Erdoğan'dan ilahiyat fakültesi mezunlarına sitem: İmam hatiplerde Kuran dersleri boş geçiyor
Ankara Üniversitesi İlahiyat Fakültesi'nin 70. Yılı Töreninde konuşan Cumhurbaşkanı Erdoğan, "İlahiyat mezunları öğretmen olmak için gayret etmiyor. Birçok imam hatipte Kuran dersleri boş geçiyor" diyerek sitem etti.
Cumhurbaşkanı Recep Tayyip Erdoğan, Beştepe Millet Kongre ve Kültür Merkezi'nde düzenlenen, Ankara Üniversitesi İlahiyat Fakültesi 70. Yıl Kutlama Töreni'nde bir konuşma gerçekleştirdi. Törende ilahiyat mezunlarına göndermede bulunan Cumhurbaşkanı Erdoğan, "İlahiyat mezunları nedense öğretmen olmak için gayret etmiyor. Birçok imam hatipte Kuran dersleri boş geçiyor" diyerek sitem etti.

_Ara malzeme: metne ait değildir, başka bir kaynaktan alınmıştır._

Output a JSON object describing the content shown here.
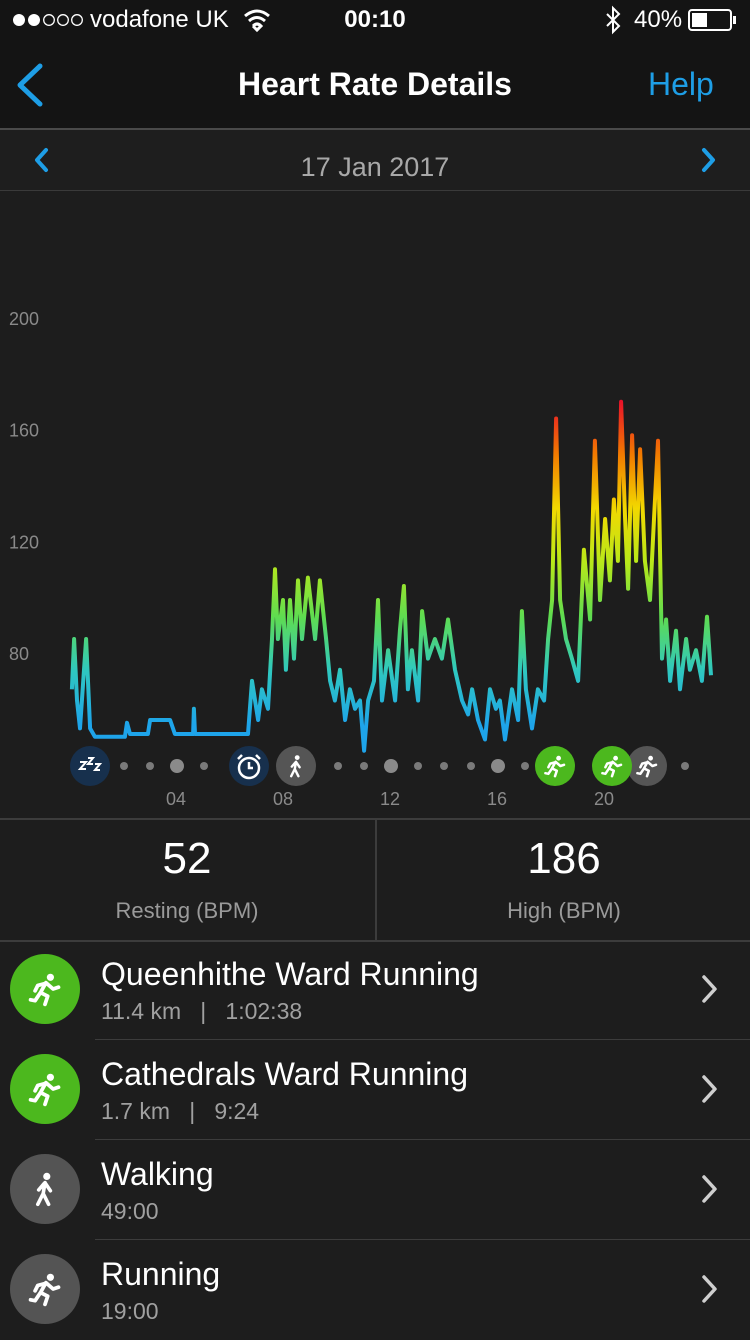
{
  "status_bar": {
    "carrier": "vodafone UK",
    "time": "00:10",
    "battery": "40%"
  },
  "nav": {
    "title": "Heart Rate Details",
    "action": "Help"
  },
  "date": "17 Jan 2017",
  "chart_data": {
    "type": "line",
    "x": [
      0.11,
      0.19,
      0.3,
      0.41,
      0.64,
      0.79,
      0.97,
      2.09,
      2.17,
      2.28,
      2.95,
      3.03,
      3.78,
      3.96,
      4.64,
      4.67,
      4.71,
      6.69,
      6.84,
      7.07,
      7.21,
      7.44,
      7.59,
      7.7,
      7.81,
      8.0,
      8.11,
      8.26,
      8.41,
      8.56,
      8.71,
      8.93,
      9.2,
      9.38,
      9.61,
      9.76,
      9.94,
      10.13,
      10.32,
      10.5,
      10.69,
      10.88,
      11.03,
      11.18,
      11.4,
      11.55,
      11.7,
      11.93,
      12.19,
      12.37,
      12.52,
      12.67,
      12.82,
      13.05,
      13.2,
      13.42,
      13.68,
      13.94,
      14.17,
      14.43,
      14.69,
      14.92,
      15.07,
      15.29,
      15.55,
      15.74,
      15.96,
      16.11,
      16.3,
      16.56,
      16.79,
      16.93,
      17.08,
      17.31,
      17.53,
      17.76,
      17.91,
      18.06,
      18.21,
      18.36,
      18.58,
      18.8,
      19.03,
      19.25,
      19.48,
      19.66,
      19.85,
      20.04,
      20.22,
      20.37,
      20.52,
      20.64,
      20.79,
      20.9,
      21.05,
      21.2,
      21.35,
      21.53,
      21.72,
      21.87,
      22.02,
      22.17,
      22.32,
      22.47,
      22.69,
      22.84,
      23.07,
      23.21,
      23.44,
      23.66,
      23.85,
      24.0
    ],
    "values": [
      67,
      85,
      63,
      53,
      85,
      53,
      50,
      50,
      55,
      51,
      51,
      56,
      56,
      51,
      51,
      60,
      51,
      51,
      70,
      56,
      67,
      60,
      85,
      110,
      85,
      99,
      74,
      99,
      78,
      106,
      85,
      107,
      85,
      106,
      85,
      70,
      63,
      74,
      56,
      67,
      60,
      63,
      45,
      63,
      70,
      99,
      63,
      81,
      63,
      88,
      104,
      67,
      81,
      63,
      95,
      78,
      85,
      78,
      92,
      74,
      63,
      58,
      67,
      56,
      49,
      67,
      60,
      63,
      49,
      67,
      56,
      95,
      67,
      53,
      67,
      63,
      85,
      99,
      164,
      99,
      85,
      78,
      70,
      117,
      92,
      156,
      99,
      128,
      106,
      135,
      113,
      170,
      128,
      103,
      158,
      113,
      153,
      113,
      99,
      128,
      156,
      78,
      92,
      70,
      88,
      67,
      85,
      74,
      81,
      70,
      93,
      72
    ],
    "colors": [
      "#1ea4ea",
      "#2fc8c0",
      "#5fdc50",
      "#b8e81a",
      "#f2d800",
      "#f27a00",
      "#e8102a"
    ],
    "xlim": [
      0,
      24
    ],
    "ylim": [
      40,
      240
    ],
    "xticks": [
      {
        "value": 4,
        "label": "04"
      },
      {
        "value": 8,
        "label": "08"
      },
      {
        "value": 12,
        "label": "12"
      },
      {
        "value": 16,
        "label": "16"
      },
      {
        "value": 20,
        "label": "20"
      }
    ],
    "yticks": [
      80,
      120,
      160,
      200
    ],
    "grid": false
  },
  "stats": [
    {
      "value": 52,
      "label": "Resting (BPM)"
    },
    {
      "value": 186,
      "label": "High (BPM)"
    }
  ],
  "activities": [
    {
      "title": "Queenhithe Ward Running",
      "detail": "11.4 km   |   1:02:38",
      "icon_color": "#4cb81e"
    },
    {
      "title": "Cathedrals Ward Running",
      "detail": "1.7 km   |   9:24",
      "icon_color": "#4cb81e"
    },
    {
      "title": "Walking",
      "detail": "49:00",
      "icon_color": "#545454"
    },
    {
      "title": "Running",
      "detail": "19:00",
      "icon_color": "#545454"
    }
  ]
}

İşte Erdoğan'ın açıklamalarından satır başları:
"Ankara Üniversitesi İlahiyat Fakültemizin kuruluşunun 70'inci yıl dönümünü tebrik ediyorum. Tertip edilen sempozyumunda başarılı geçmesini diliyor, katkı veren herkese şükranlarımı sunuyorum. Ülkemizin en köklü yüksek din öğretimi kurumu olan fakültemiz, Türkiye'nin ilahiyat birikimi nitelemesini hak eden bir müktesebata sahiptir. Hocaları, sayıları 10 bini bulan mezunları ve mevcut öğrencileriyle başlı başına bir markadır. Tüm farklılıklarıyla ekol olan fakültemizin, dün olduğu gibi bugün de ve gelecekte de sürdüreceğine inanıyorum.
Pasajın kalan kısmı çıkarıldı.